Sang Whang (October 16, 1931 – January 24, 2011) was a Korean American church leader and community advocate in Florida.

==Personal life==
The eldest of four children, Whang emigrated to the United States in December 1951 at the age of 20, arriving at San Francisco, California by ship. After arriving, he enrolled in the Polytechnic Institute of Brooklyn to study electrical engineering; he received his bachelor's degree in 1956, and his master's from the same school in 1966. He met his wife Mary, who was born in Pyongyang, while a student there; she had emigrated to the States along with her father, who worked with the U.S. army in South Korea. His wife died in 1995 after a ten-year period of lung disease.
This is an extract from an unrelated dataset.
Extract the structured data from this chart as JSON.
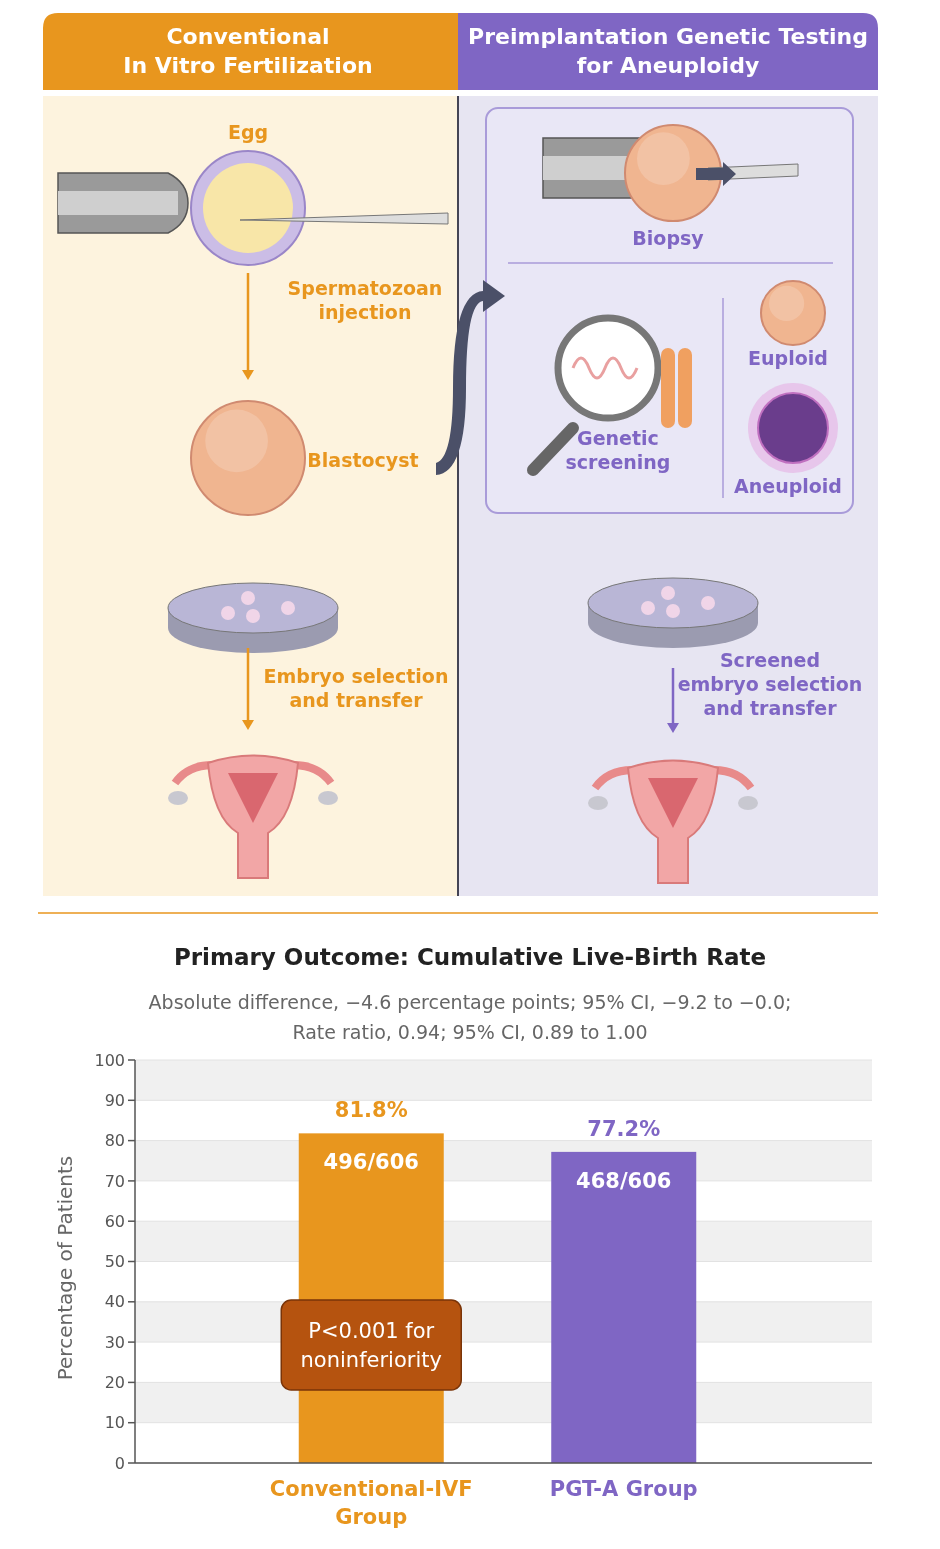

==Political and religious activities==
Whang was the founder and first president of the Korean Association of Greater Miami. In 1976, he became an elder at the Korean Presbyterian Church of Miami. In 1998, he received the Essie Silva Community Builder Award from the United Way of America's Miami-Dade branch. In 1999, he became the first Asian American to serve as chairman of the county Community Relations Board, which was established in 1963. He was especially interested in promoting better relations between the Korean American and African American communities, an issue which became of greater concern to him in the aftermath of the 1992 Los Angeles riots.

==Alternative health==
Apart from his political activities, Whang ran his own business, Alkalife, which promotes alternative health practices such as the use of far infrared radiation to promote growth and health of living cells. He self-published a book entitled Aging and Reverse Aging, about the alleged health benefits of high-alkaline water and other alternative health practices. After his death, his son Peter Whang took over as Alkalife's head of research and development.